Now, click Create New next to Parameters, then click the Edit link next to "New Parameter". Below is a description of each field
required to define a parameter. After describing these fields in
general, we will demonstrate how they were used to add parameters for
the mutate tool.
- Logical Name: As with Inputs and Outputs before, the logical
name is the name used for this parameter within the BioExtract Server.
- Physical Name: This is the actual parameter name as it should
appear on the command line. Note that the BioExtract Server will not add a "-"
automatically, so please remember to do so if your tool requires a "-"
before the parameter name.
- Description: Optional. Additional information about the
parameter.
- Parameter Type: This specifies the way values are given
for the parameter. Depending on the type, they may be entered directly
by the user or chosen from a list of pre-defined values. Below are the
details for each type:
- text: Creates a field where the value can be typed in
directly. Also useful for numeric values.
- checkbox: Creates a checkbox. Useful for parameters that
don't have any additional values (for example, some programs will print extra
information if a -v is present on the command line). If checked, the parameter
(specifically, the Physical Name) will appear on the command
line.
- radio: Not available at this time.
- select: Creates a "drop-down" menu from which one of several
possible values can be chosen.
- When using the "select" type, the possible
values must be defined. This is not required for any of the other types.
To define a set of values, click the Create New link next to Values.
Then, click Edit next to the New Parameter Value. "Value" is the value
as it should appear on the command line. If "Is Default" is checked, this
value will be selected by default when the tool's interface is shown.
- textarea: Identical to "text" type above.
- Tab Order: Optional. If you would like the parameters to be
displayed in a certain order, this number gives the rank of this
particular parameter. The ordering is from lowest-to-highest, so a
parameter with a tab order of 2 appears above one with an order of 3.
- Is Mandatory: If checked, the tool will not be able to
execute unless a value for this parameter has been entered.
This is the completed "-codon" parameter for mutate:
Saving
Once all of the necessary inputs, outputs, and parameters have been defined,
click the Save Tool button at the bottom of the form. Please note that
all of the "subforms" opened for each input, output and parameter must be
saved before clicking "Save Tool". If any of the subforms are still open,
the following error message will be displayed:
Running a Local Tool
Once the tool is saved, it will appear under the "My Tools" group in the
Available Tools list on the Tools page.
When you select the tool, the interface presented is the same one used
by all BioExtract Server tools. Please consult Executing Tools for additional information.

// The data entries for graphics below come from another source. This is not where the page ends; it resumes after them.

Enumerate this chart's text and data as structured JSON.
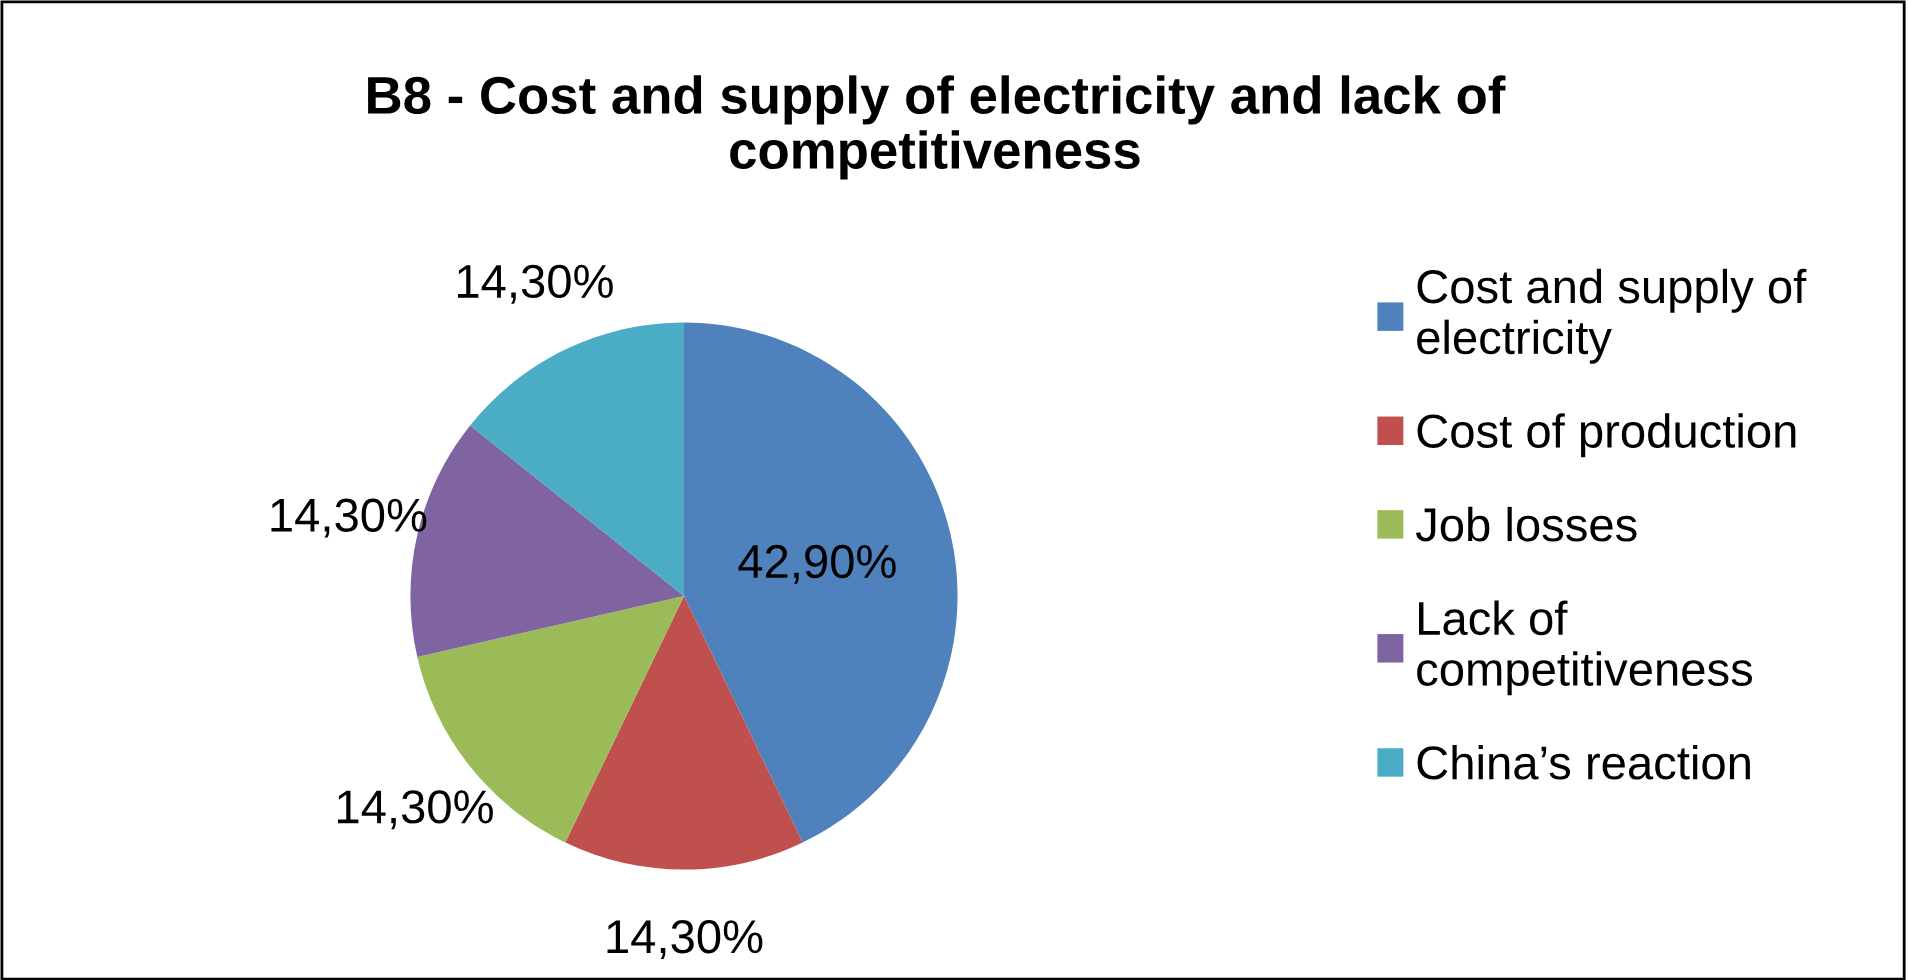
{
  "chart_data": {
    "type": "pie",
    "title": "B8 - Cost and supply of electricity and lack of competitiveness",
    "categories": [
      "Cost and supply of electricity",
      "Cost of production",
      "Job losses",
      "Lack of competitiveness",
      "China’s reaction"
    ],
    "values": [
      42.9,
      14.3,
      14.3,
      14.3,
      14.3
    ],
    "value_labels": [
      "42,90%",
      "14,30%",
      "14,30%",
      "14,30%",
      "14,30%"
    ],
    "colors": [
      "#4f81bd",
      "#c0504d",
      "#9bbb59",
      "#8064a2",
      "#4bacc6"
    ],
    "legend": "right"
  }
}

A few moments after clicking "Execute", a popup window should appear, followed by
another one that looks like this:
This is normal. A Java applet is used to execute the local tool, and applets cannot
execute programs or write files without permission, which can only be granted
if the applet is placed in a digitally signed .jar file. Since we have signed the file
ourselves without using a certificate from one of the third-party Certificate
Authorities, the browser reports that the signature cannot be verified.
Once you click "Run", the applet will download the input files from the server,
execute the tool, and upload the output files, displaying a short message
for each step. Once it is finished, you may close the applet window.